CHAPTER 3. THE NUNS' HOUSE (continued)

'Which way shall we take, Rosa?'

Rosa replies: 'I want to go to the Lumps-of-Delight shop.'

'To the--?'

'A Turkish sweetmeat, sir. My gracious me, don't you understand anything? Call yourself an Engineer, and not know THAT?'

'Why, how should I know it, Rosa?'

'Because I am very fond of them. But O! I forgot what we are to pretend. No, you needn't know anything about them; never mind.'

So he is gloomily borne off to the Lumps-of-Delight shop, where Rosa makes her purchase, and, after offering some to him (which he rather indignantly declines), begins to partake of it with great zest: previously taking off and rolling up a pair of little pink gloves, like rose-leaves, and occasionally putting her little pink fingers to her rosy lips, to cleanse them from the Dust of Delight that comes off the Lumps.

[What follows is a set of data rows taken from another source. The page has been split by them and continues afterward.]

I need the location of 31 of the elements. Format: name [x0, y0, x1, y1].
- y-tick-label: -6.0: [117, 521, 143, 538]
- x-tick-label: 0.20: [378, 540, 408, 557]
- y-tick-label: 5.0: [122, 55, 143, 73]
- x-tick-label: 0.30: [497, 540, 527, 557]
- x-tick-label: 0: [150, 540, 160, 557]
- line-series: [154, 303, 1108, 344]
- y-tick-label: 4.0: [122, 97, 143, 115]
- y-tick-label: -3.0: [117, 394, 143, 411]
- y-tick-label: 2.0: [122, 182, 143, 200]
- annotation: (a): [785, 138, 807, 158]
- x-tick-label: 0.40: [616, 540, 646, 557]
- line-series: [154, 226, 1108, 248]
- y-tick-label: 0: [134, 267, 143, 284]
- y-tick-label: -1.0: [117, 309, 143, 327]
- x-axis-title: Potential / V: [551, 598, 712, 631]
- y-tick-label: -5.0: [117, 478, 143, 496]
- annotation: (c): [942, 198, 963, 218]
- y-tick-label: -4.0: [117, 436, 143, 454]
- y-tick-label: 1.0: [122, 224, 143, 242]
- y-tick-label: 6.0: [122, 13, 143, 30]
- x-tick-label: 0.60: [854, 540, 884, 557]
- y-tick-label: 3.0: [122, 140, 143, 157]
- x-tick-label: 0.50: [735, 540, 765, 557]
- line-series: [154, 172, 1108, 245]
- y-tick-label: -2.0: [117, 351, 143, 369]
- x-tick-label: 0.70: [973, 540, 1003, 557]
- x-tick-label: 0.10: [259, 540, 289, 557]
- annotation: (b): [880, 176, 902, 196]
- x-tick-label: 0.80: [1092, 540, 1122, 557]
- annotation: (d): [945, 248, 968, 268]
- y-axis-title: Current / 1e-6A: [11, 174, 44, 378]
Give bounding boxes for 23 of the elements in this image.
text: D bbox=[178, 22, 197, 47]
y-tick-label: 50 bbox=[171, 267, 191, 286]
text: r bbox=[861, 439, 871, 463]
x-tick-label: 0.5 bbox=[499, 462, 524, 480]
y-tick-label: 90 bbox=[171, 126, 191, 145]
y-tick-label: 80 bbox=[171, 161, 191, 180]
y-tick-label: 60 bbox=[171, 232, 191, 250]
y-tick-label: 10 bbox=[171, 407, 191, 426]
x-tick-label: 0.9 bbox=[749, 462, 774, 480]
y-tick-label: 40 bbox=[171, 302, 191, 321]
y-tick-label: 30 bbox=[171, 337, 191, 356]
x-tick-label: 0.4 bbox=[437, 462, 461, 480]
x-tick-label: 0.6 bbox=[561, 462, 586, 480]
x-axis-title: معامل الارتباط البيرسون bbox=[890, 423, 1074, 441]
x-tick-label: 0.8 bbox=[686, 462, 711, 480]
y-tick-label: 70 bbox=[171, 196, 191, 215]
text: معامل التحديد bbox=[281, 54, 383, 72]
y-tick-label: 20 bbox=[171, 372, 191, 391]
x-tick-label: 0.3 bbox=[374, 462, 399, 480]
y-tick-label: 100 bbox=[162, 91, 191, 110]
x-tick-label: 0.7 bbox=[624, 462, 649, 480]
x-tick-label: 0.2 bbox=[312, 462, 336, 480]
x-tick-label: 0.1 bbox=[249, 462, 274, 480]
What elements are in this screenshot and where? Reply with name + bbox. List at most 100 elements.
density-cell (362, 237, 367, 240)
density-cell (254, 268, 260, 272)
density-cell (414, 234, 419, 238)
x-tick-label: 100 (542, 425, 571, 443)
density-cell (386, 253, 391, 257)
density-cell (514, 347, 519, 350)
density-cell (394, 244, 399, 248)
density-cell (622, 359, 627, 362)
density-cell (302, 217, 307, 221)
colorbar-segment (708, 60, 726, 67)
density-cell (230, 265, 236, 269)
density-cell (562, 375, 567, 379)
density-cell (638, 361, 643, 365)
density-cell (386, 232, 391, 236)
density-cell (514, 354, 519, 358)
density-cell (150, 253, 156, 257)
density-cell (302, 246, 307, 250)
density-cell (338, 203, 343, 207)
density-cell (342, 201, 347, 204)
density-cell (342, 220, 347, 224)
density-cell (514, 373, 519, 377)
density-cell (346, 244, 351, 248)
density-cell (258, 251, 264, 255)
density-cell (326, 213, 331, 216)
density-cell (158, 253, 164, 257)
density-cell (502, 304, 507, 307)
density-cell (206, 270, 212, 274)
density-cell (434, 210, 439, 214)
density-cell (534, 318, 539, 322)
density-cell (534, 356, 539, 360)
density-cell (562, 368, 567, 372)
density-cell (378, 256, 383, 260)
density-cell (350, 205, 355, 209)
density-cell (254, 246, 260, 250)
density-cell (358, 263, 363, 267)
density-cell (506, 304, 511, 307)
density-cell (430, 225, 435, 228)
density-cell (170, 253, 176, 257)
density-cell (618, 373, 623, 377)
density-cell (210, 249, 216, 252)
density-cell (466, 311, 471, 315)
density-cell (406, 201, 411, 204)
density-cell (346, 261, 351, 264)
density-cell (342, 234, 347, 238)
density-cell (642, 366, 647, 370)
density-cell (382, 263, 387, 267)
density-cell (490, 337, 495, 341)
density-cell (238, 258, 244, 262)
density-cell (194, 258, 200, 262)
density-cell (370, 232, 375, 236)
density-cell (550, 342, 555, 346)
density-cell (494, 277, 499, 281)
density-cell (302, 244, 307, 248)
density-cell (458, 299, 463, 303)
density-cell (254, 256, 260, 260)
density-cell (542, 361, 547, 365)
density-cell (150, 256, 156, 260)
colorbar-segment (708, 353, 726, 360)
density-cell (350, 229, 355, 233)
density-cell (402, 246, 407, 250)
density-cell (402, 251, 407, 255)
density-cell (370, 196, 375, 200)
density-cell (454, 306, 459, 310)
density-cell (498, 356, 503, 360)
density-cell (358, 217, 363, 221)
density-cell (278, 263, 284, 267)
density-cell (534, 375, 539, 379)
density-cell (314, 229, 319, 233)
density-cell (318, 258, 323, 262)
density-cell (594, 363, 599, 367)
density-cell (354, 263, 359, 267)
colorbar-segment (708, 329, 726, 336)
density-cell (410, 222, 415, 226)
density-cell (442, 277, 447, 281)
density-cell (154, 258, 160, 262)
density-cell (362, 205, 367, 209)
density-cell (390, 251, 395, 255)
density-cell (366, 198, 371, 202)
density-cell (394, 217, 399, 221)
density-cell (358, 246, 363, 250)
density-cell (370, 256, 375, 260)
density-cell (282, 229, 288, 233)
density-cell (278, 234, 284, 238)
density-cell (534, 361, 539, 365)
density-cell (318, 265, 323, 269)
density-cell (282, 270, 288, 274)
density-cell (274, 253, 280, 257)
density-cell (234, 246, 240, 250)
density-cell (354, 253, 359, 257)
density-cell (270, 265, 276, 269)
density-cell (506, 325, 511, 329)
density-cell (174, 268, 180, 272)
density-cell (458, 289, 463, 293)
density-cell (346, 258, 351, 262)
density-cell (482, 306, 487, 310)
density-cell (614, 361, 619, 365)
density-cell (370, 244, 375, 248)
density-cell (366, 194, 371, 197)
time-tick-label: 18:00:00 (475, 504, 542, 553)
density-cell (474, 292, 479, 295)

'Now, be a good-tempered Eddy, and pretend. And so you are engaged?'

'And so I am engaged.'

'Is she nice?'

'Charming.'

'Tall?'

'Immensely tall!' Rosa being short.

'Must be gawky, I should think,' is Rosa's quiet commentary.

'I beg your pardon; not at all,' contradiction rising in him.

'What is termed a fine woman; a splendid woman.'

'Big nose, no doubt,' is the quiet commentary again.

'Not a little one, certainly,' is the quick reply, (Rosa's being a little one.)